En effet, la femme qui est accusée dans l’évangile a été surprise en flagrant délit, donc sa culpabilité est avérée. Elle est entourée d’une foule qui pointe le doigt sur elle et demande à Jésus si on devrait la lapider. La réaction de Jésus est d’abord d’ignorer cette foule. Il dessine dans le sable. Puis comme ils insistent, le Seigneur leur pose une condition à sa lapidation: « Celui d’entre vous qui est sans péché, qu’il soit le premier à lui jeter une pierre. ». Jésus les tourne donc vers eux-mêmes, vers leurs propres péchés, leurs propres transgressions.
Il est facile d’accuser l’autre, de pointer le doigt sur lui, c’est même une stratégie pour nous éviter de nous regarder nous mêmes, pour nous considérer comme supérieurs. Mais est ce que pointer le mal, désigner les coupables, accuser les autres à longueur de journée diminue le mal dans le monde? Ce qui est vraiment efficace, c’est de nous regarder nous-mêmes lorsque nous sommes confrontés au péché de l’autre. Le fait de nous regarder nous même nous poussera à la conversion et à la miséricorde et donc à plus de justice.
Il ne s’agit pas ici d’encourager le péché ou de dire qu’il est bien, mais d’avoir une attitude juste face au péché. Même en poussant l’autre à des réparations, ces réparations seront justes. En plus, en regardant l’autre pécher, cela doit nous amener à comprendre que nous aussi, nous pouvons tomber et même tombons souvent et à demander au Seigneur de nous pardonner, de nous secourir et de nous relever du péché.
Dans beaucoup de cas, nos réactions seraient différentes, si au lieu de pointer le doigt sur l’autre, nous faisions le contraire en pointant le doigt sur nous, face à la transgression de l’autre. Notre colère se tarirait, notre miséricorde grandirait et nous serions à mesure d’agir plus justement comme Jésus l’a fait.
Seul Dieu connaissait les raisons qui ont poussé cette femme au péché, ses conditions de vie, ses batailles. Jésus ne dit pas, ce n’est pas grave ce que tu as fait, mais plutôt: « va et ne pèche plus ». Si nos lois étaient plus miséricordieuse, elles aideraient les criminels et autres coupables à sortir du mal, plutôt que de les enfermer dans l’engrenage du mal.
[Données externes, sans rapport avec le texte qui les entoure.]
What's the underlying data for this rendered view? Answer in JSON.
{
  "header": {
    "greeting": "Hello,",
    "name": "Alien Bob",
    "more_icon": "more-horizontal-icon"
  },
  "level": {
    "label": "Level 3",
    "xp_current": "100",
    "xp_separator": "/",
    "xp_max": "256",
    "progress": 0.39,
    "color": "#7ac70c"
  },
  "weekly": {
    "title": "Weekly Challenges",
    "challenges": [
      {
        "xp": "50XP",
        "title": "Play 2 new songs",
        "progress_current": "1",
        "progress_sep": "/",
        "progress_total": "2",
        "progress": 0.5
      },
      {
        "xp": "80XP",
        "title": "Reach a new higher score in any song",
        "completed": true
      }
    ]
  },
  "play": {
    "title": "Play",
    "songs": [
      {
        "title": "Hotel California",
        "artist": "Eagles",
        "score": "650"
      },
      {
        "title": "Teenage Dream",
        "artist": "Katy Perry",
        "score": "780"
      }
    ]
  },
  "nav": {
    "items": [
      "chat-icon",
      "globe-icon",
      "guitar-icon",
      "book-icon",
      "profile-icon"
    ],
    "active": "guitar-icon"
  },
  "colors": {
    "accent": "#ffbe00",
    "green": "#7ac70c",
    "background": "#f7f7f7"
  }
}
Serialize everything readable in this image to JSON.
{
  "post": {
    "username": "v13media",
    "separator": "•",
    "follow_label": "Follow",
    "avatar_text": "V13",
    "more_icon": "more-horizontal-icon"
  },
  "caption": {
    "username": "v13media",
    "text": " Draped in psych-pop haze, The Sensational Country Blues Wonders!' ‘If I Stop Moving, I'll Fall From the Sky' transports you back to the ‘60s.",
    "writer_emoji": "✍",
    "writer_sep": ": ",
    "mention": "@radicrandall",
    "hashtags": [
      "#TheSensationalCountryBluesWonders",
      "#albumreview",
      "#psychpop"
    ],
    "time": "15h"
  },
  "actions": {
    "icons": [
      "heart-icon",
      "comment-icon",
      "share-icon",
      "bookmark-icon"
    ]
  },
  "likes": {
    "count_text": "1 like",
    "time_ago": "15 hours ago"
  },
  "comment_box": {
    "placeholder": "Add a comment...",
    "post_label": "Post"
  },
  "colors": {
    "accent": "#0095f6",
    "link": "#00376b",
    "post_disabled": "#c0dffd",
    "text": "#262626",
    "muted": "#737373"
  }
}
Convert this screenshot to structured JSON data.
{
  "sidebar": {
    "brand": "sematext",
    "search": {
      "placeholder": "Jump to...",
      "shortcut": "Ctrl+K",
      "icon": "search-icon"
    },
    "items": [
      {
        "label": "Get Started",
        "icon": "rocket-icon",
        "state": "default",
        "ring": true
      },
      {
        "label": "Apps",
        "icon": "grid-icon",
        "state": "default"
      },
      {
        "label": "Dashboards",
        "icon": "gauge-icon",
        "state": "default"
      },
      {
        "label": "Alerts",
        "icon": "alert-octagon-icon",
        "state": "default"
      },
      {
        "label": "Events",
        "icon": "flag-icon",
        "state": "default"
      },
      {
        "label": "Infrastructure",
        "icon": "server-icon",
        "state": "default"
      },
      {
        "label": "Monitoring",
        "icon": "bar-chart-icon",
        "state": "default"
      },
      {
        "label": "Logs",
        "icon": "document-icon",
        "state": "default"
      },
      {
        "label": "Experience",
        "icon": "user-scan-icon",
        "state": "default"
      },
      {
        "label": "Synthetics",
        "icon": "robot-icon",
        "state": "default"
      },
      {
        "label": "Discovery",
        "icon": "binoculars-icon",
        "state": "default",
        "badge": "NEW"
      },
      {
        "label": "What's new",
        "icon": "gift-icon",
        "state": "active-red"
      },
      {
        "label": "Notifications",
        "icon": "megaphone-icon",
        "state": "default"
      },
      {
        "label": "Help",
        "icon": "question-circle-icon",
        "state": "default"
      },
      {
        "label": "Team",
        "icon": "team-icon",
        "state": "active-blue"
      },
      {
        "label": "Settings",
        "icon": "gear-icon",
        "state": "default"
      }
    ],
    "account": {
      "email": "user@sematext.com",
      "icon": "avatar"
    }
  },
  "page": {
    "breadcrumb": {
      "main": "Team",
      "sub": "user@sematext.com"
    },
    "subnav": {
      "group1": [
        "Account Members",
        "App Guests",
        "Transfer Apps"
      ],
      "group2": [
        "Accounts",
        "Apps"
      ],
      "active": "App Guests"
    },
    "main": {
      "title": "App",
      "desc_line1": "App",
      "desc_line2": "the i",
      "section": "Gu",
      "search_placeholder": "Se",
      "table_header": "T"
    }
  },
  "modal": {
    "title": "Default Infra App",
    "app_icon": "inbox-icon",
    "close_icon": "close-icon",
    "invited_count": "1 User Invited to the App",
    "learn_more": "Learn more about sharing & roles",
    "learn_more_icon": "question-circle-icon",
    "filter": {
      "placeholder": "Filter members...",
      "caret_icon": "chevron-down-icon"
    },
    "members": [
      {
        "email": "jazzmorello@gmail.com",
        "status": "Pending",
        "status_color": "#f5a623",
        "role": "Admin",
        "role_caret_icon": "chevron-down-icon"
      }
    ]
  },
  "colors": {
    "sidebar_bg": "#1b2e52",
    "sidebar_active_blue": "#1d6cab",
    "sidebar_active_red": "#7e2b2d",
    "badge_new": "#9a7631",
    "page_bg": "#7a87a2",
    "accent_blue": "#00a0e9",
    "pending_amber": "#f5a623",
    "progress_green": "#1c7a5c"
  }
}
Elles les aideraient mieux dans les prisons et les maisons de réhabilitation.
Revenons donc en nous-mêmes: quelle est notre attitude face au péché de l’autre? La condamnation, le jugement, l’accusation? Sommes nous capables de nous regarder nous mêmes et de pleurer sur notre propre péché?
Prions
Seigneur accorde nous la grâce d’un cœur miséricordieux comme le tien qui sait face au péché, détruire le cercle du mal pour conduire au bien.
Intercession
Nous te prions pour les prostituées, pour les hommes et femmes adultères, accorde leur la grâce de la conversion. Maman Marie, prie pour nous.
Exercice spirituel
Aujourd’hui faisons l’effort de ne pas calomnier ou accuser l’autre, mais prions pour lui.